Monday, June 26, 2017

Monday of the Twelfth Week in Ordinary Time

(Genesis 12:1-9; Matthew 7:1-5)

In order to appreciate God’s call of Abram from Genesis today, one has to note the context.  Babel has just fallen and with the illusion that humans left to their own devices can do much good. Although God has scattered the peoples all over the earth, He intends to bring them together in peace.  His plan is to establish a new nation with Abram as its founder to be an exemplar of loving obedience.  This nation’s virtue will draw all peoples to it.
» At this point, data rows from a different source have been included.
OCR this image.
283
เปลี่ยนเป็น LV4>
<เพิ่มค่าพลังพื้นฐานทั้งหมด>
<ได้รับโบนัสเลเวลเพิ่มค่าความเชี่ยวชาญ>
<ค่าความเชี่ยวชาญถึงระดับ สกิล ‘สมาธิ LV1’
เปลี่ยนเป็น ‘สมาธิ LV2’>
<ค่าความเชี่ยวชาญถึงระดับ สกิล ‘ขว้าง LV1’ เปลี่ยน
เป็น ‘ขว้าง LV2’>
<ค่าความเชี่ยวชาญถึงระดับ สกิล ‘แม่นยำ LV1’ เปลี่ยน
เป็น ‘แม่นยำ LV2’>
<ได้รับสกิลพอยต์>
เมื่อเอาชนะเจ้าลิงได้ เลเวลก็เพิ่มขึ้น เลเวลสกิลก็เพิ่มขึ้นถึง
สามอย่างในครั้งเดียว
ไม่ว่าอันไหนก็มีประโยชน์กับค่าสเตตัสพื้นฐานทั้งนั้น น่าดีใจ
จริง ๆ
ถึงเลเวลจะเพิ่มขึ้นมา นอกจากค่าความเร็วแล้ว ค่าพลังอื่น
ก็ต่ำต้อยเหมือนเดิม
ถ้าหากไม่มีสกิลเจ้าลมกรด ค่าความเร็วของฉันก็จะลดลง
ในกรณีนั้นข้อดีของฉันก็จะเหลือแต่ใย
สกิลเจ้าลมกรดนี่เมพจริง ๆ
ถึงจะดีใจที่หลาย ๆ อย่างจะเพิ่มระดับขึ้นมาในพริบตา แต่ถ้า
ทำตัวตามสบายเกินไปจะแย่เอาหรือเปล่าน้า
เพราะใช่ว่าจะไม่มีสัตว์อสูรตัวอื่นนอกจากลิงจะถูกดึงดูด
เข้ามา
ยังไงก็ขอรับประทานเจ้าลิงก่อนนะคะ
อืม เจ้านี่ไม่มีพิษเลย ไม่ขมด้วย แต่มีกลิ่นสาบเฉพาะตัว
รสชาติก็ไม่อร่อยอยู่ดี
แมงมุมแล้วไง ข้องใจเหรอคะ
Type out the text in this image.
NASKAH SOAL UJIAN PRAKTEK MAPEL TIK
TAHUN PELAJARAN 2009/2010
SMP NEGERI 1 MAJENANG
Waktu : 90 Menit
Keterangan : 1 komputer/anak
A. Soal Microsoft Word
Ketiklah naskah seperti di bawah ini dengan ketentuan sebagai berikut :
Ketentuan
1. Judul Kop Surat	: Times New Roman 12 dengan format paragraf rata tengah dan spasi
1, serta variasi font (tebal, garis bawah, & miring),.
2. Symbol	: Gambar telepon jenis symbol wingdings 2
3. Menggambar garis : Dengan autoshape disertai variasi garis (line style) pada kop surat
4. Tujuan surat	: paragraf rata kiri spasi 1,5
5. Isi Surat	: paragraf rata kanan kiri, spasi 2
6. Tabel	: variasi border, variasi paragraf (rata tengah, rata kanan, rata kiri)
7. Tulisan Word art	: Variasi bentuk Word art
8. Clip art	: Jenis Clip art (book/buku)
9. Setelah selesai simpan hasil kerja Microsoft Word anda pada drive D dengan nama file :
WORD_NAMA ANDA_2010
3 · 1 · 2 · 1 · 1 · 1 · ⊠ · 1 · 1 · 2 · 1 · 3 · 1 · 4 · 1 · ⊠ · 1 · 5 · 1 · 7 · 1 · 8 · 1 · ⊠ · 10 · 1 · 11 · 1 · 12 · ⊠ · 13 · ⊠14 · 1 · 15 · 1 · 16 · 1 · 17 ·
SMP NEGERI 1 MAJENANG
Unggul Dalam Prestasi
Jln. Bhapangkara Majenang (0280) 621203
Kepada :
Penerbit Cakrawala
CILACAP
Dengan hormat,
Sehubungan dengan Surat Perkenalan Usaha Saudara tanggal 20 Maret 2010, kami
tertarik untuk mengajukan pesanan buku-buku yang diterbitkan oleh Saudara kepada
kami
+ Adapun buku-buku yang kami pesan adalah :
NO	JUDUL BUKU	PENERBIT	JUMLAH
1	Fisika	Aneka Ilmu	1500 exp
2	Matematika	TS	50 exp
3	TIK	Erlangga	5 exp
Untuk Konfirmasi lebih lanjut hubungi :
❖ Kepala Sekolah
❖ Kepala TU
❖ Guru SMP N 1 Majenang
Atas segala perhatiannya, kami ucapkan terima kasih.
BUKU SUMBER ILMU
Abram is an unlikely candidate to engender a new nation.  Although his name means exalted father, he is, in fact, childless at seventy-five years of age!  He is also homeless and nation-less.  He does have a wife, the beautiful Sarai, whom he loves – a fact that does offer him some recommendation.  He also has ambition as he responds to the unlikely call to greatness.


God directs Abram to leave his father’s house for a new land.  There God will give him the first lessons in nation-building.  Abram will thus become the greatest of the biblical patriarchs, but not the kind which feminists love to hate.  God will teach Abram to be conscious and fair, not arbitrary and self-promoting.  He will lead Abram to a consistent respect and tender care for women, not to hardness and domination.  He will cherish his children, and not neglect them.  These are lessons for all men to note as we listen to the story of Abram unfold.